Thursday, July 10, 2008

Does Patriotism Matter?

Are these people patriots or traitors?
McCain didn't vote.

What about these people listed on a local blog? Read "Roll Call vote on Dodd Amendment. Here's the good guys."
No mention of the bad guys, though. Are they stand up heroes or sell-out cowards?

Thomas Sowell's commentary in the Sunday, July 6, 2008 Eureka Reporter might shed some light on those representatives that believe the "end (always) justifies the means". I've included the whole article on this blog for obvious reasons even though Joe regards most of this kind of thinking right out of the dark ages. What he says is worth reading . . .

Thomas Sowell --
The Fourth of July is a patriotic holiday, but patriotism has long been viewed with suspicion or disdain by many of the intelligentsia. As far back as 1793, prominent British writer William Godwin called patriotism “high-sounding nonsense.”

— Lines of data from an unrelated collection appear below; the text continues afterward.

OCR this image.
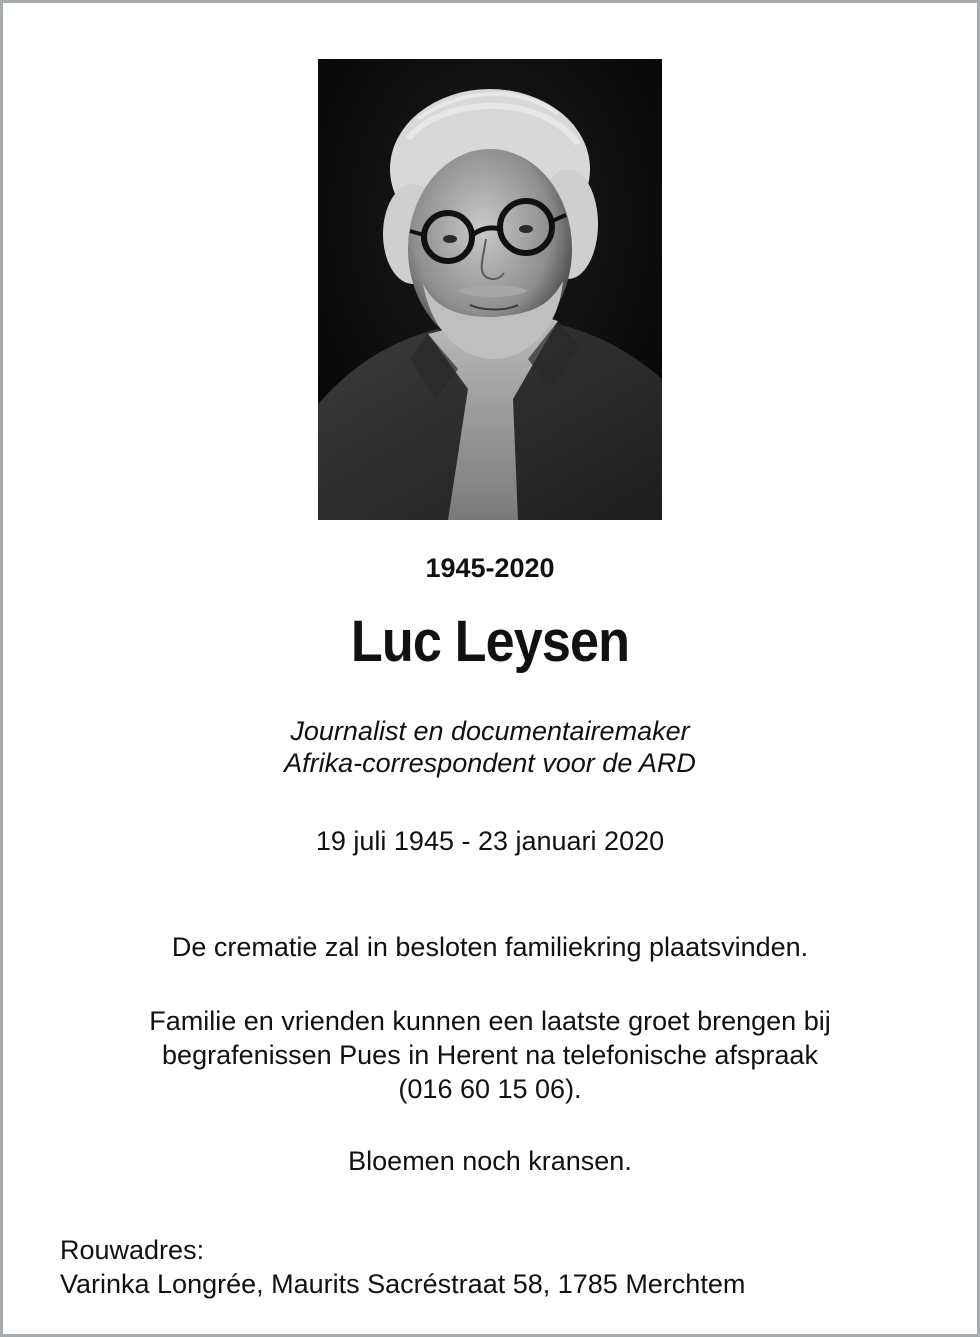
1945-2020
Luc Leysen
Journalist en documentairemaker
Afrika-correspondent voor de ARD
19 juli 1945 - 23 januari 2020
De crematie zal in besloten familiekring plaatsvinden.
Familie en vrienden kunnen een laatste groet brengen bij
begrafenissen Pues in Herent na telefonische afspraak
(016 60 15 06).
Bloemen noch kransen.
Rouwadres:
Varinka Longrée, Maurits Sacréstraat 58, 1785 Merchtem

Internationalism has long been a competitor with patriotism, especially among the intelligentsia. H.G. Wells advocated replacing the idea of duty to one’s country with “the idea of cosmopolitan duty.”

Perhaps nowhere was patriotism so downplayed or deplored than among intellectuals in the Western democracies in the two decades after the horrors of the First World War, fought under various nations’ banners of patriotism.

In France, after the First World War, the teachers’ unions launched a systematic purge of textbooks, in order to promote internationalism and pacifism.

Books that depicted the courage and self-sacrifice of soldiers who had defended France against the German invaders were called “bellicose” books to be banished from the schools.

French textbook publishers caved in to the power of the teachers’ unions, rather than lose a large market for their books. History books were sharply revised to conform to internationalism and pacifism.

The once epic story of the French soldiers’ heroic defense against the German invaders at Verdun, despite the massive casualties suffered by the French, was now transformed into a story of horrible suffering by all soldiers at Verdun — French and German alike.

In short, soldiers once depicted as national heroes were now depicted as victims — and just like victims in other nations’ armies.

Children were bombarded with stories on the horrors of war. In some schools, children whose fathers had been killed during the war were asked to speak to the class and many of these children — as well as some of their classmates and teachers — broke down in tears.

In Britain, Winston Churchill warned that a country “cannot avoid war by dilating upon its horrors.” In France, Marshal Philippe Petain, the victor at Verdun, warned in 1934 that teachers were trying to “raise our sons in ignorance of or in contempt of the fatherland.”

These were voices drowned out by the pacifist and internationalist rhetoric of the 1920s and 1930s.

Did it matter? Does patriotism matter?

France, where pacifism and internationalism were strongest, became a classic example of how much it can matter.

During the First World War, France fought on against the German invaders for four long years, despite having more of its soldiers killed than all the American soldiers killed in all the wars in the history of the United States, put together.

Yet during the Second World War, France collapsed after just six weeks of fighting and surrendered to Nazi Germany. At the bitter moment of defeat the head of the French teachers’ union was told, “You are partially responsible for the defeat.”

Thomas Sowell is a nationally syndicated columnist and a senior fellow at the Hoover Institution, Stanford University.